In the current build system there is a rule which attempts to turn off the
old-style cast warning. It is in parse-tree/module.mk and is shown below.
lex.lo lex.o oct-parse.lo oct-parse.o: \
AM_CXXFLAGS := $(filter-out -Wold-style-cast, $(AM_CXXFLAGS))
The problem is that Automake does not support per-object compilation rules
so the two lines above do nothing. But, Automake does detail how to
emulate per-object rules here
(http://www.gnu.org/software/automake/manual/html_node/Per_002dObject-Flags.html).
This looks like a good strategy for smaller projects.
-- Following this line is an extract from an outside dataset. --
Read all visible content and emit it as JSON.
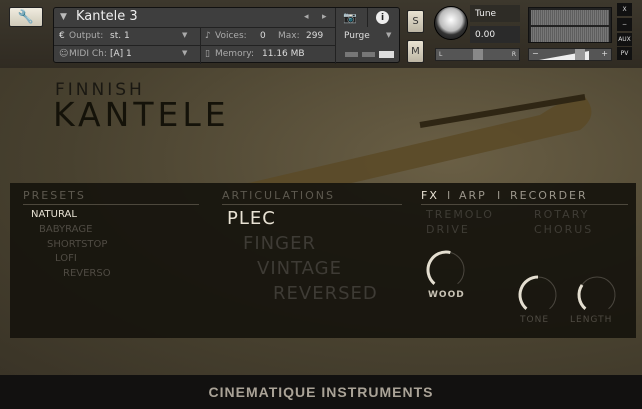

But with Octave
where there are many Makefiles I wonder if the idea could get lost in
the mix.
It would be quite easy to use their strategy and turn off the warnings for
these particular files which we know are going to have old code constructs.
Plus, it seems to me that suppressing the warnings is skirting the issue
slightly. I'm fine with leaving in warnings so long as their purpose
serves the same as does a "FIXME", i.e., something to eventually be
addressed. (There has been a bit too liberal use of both these.)
The issue boils down to the following. Both Flex and Qhull were written
with C in mind, not C++. They really aren't intended to be compiled
under C++, although that works. Both of these "libraries" have C++
interfaces under development. At first glimpse, I'd say the Flex C++
interface is further along and better designed than is the Qhull interface.
My suggestion would be:
1) Leave Flex warnings in place and aim for utilizing Flex C++ a year
from now, say, another TODO summer-of-code project. Since Octave is
predominantly C++ now and Flex is a key component, it seems worthwhile
that someone attempt that and see how it goes.
2) Qhull, I don't know. Convex hull is sort of a small feature of
Octave. Also, written as it is using macros is really in the C realm.
Macros are an approach that creates really dense, efficient
code--assembly, C, embedded, that sort of thing. I don't see the
benefit of moving this to C++ realm by attempting the Qhull C++
interface. There needs to be a more compelling reason for messing with
that code. Given that, I would think though that if Qhull could be
compiled under "C" as opposed to C++ (i.e., convert it to a ".c" file)
then having some simple hook for which C++ code can call the routines
might be a good way to address the warnings.
If you're interested this seems like a reasonable solution or we can just
let it ride.
Quoting C.F.Turner, "let it ride". But thanks.
Dan
PS: Will followup with gl2ps post, another TODO list candidate.